Hemp is grown in nearly all of Oregon’s 36 counties, with Jackson and Josephine counties in southwest Oregon topping the list.

The primary product resulting from all of this hemp is an extract called cannabidiol or “CBD.” CBD seems to be the current wonder drug of our times —  it’s hard to find an ailment that CBD is not lauded to cure and some figures indicate that it is used in more than 30,000 products. The fibers from hemp can also be used, primarily for clothing and as a construction material.

However, getting CBD out of hemp requires higher capacities from processors and it is unclear as to whether Oregon hemp processors can keep up with the demand of this ever-expanding crop. The lack of sufficient processors may ultimately cause a pinch point.

Oregon processors are expanding, but not just in-state. For example, Socati Corp., an Oregon processor that specializes in manufacturing THC-fee hemp extracts, recently purchased the Montana company, Blue Marble Biomaterials, a large-scale manufacturer of specialty compounds for consumer goods with a 22,000-square foot manufacturing facility near the Missoula airport.
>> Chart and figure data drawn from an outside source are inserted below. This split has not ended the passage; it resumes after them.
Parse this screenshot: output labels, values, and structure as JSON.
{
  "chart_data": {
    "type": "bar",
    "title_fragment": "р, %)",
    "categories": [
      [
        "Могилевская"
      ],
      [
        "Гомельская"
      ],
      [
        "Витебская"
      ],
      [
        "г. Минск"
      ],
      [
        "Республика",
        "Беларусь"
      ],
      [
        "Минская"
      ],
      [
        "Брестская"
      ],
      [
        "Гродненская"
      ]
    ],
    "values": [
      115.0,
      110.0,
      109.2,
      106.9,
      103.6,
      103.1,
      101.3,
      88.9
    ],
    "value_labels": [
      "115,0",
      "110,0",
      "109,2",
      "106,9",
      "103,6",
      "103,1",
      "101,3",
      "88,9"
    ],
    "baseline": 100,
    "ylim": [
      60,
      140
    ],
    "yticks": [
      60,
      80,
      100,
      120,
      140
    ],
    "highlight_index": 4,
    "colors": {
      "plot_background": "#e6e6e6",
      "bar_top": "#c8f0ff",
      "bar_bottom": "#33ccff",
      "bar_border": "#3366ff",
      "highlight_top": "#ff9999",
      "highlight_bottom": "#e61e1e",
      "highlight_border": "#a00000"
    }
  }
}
Socati expects to expand the Blue Marble facility’s capacity to a production capability of 10 tons of hemp per day. Because industrial hemp is not restricted from interstate transport like marijuana, Oregon is viewed as being well-positioned for both hemp production as well as hemp extract manufacturing.

The jury’s still out on whether Oregon processors will be able to manage the volumes produced in-state, but market analysts will have to wait a few months longer to find out. The harvests won’t start until October.